The British Museum will be including various ancient fertility objects in its display to remind us of the sheer oldness of this territory: portable wooden penises and the like, which we used to carry around and worship in our untrousered past. There are some erotic netsuke too, Japanese belt toggles made of ivory, which open up to reveal energetic couples busily maintaining the yin-yang equilibrium. The bigger point the show will seek to make is that, for most of human history, sex has been a central subject for art — the force that makes the world go round — and it is only in our own deviant times that this ancient linkage between human existence and art has been broken. No arguments there. You only have to look at the cover of Nuts magazine to see how deviant we have become.
Interestingly, most of the more curious exhibits on show were originally deposited within something called the Secretum. Did you know the British Museum had a Secretum? Me neither. It seems that as long ago as 1865, a keen British collector of erotica called George Witt, a former mayor of Bedford, physician and banker, donated his collection to the British Museum where it was hastily shoved under the mattress and kept from public view for the best part of a century. So secret was the Secretum that only trusted BM curators were allowed access to it. Nowadays, its contents have been divided up among the various cultural territories from whence they were plucked, but it remains true that the British Museum has kept all this very quiet for a very long time.

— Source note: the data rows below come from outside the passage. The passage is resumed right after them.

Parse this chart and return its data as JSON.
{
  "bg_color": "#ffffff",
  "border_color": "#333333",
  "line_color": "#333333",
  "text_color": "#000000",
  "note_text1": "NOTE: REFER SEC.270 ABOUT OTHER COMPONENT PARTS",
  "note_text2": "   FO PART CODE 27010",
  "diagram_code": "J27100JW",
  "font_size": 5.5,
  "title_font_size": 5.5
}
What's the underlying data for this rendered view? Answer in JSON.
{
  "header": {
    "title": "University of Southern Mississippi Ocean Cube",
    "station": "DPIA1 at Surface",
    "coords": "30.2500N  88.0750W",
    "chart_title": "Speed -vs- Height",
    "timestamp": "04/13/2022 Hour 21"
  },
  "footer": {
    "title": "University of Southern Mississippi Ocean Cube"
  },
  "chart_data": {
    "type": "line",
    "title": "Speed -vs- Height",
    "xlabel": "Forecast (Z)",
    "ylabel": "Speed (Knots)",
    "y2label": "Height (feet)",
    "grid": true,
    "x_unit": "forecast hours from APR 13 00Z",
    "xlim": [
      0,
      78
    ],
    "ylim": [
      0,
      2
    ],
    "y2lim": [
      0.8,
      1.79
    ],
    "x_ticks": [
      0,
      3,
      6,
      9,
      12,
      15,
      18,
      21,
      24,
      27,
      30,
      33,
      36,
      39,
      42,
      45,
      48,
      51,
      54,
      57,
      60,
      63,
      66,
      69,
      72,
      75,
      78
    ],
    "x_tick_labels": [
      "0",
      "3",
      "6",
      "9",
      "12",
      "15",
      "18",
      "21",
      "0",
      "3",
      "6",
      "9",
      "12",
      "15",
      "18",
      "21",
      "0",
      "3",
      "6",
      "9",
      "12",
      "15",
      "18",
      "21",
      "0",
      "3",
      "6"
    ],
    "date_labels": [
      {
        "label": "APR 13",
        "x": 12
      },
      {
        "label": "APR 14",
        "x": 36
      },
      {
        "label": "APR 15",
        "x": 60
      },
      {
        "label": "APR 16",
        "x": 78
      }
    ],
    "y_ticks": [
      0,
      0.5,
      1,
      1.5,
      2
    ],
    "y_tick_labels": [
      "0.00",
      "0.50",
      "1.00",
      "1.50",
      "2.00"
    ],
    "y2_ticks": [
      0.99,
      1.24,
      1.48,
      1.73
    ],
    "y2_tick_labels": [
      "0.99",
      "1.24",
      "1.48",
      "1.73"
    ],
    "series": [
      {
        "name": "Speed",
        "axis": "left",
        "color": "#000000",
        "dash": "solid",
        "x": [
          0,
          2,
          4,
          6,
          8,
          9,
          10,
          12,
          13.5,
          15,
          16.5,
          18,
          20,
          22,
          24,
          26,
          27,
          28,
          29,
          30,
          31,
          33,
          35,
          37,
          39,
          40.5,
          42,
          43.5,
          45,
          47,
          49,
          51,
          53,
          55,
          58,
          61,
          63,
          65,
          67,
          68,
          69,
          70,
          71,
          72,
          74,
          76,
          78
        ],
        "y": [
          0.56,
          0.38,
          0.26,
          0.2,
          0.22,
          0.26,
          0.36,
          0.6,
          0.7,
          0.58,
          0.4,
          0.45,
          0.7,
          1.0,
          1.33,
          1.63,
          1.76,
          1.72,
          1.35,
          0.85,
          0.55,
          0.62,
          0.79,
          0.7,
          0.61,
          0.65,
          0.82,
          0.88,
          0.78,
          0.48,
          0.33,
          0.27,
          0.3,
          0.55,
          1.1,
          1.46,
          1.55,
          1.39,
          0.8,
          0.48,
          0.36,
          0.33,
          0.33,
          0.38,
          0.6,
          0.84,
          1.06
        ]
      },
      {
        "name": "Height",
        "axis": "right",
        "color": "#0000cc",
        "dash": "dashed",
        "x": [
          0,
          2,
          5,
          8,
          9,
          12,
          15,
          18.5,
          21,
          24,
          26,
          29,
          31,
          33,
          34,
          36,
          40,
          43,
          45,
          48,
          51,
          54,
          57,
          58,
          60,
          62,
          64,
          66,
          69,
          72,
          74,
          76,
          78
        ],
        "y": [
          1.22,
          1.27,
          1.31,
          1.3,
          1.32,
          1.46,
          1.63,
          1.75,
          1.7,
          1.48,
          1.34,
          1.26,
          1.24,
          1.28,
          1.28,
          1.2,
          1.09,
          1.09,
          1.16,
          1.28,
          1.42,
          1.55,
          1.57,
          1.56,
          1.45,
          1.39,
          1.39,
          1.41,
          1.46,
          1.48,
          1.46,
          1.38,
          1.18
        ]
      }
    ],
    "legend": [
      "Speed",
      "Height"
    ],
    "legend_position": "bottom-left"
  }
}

Timothy Clark, the head of the Japanese department at the British Museum and the curator responsible for Shunga: sex and pleasure in Japanese art, occupies a secretum of his own hidden away behind a couple of doorways at the far end of the Japanese section. Neat and bespectacled, Clark displays no outward sign of being passionate about the orient; whatever it is that fascinates him about shunga is kept out of sight beneath a dusty academic exterior — this is a man who clearly ranks the pursuit of knowledge above all the rest of life’s myriad pleasures. Somewhere inside, shunga must have given his Englishness a furious shaking.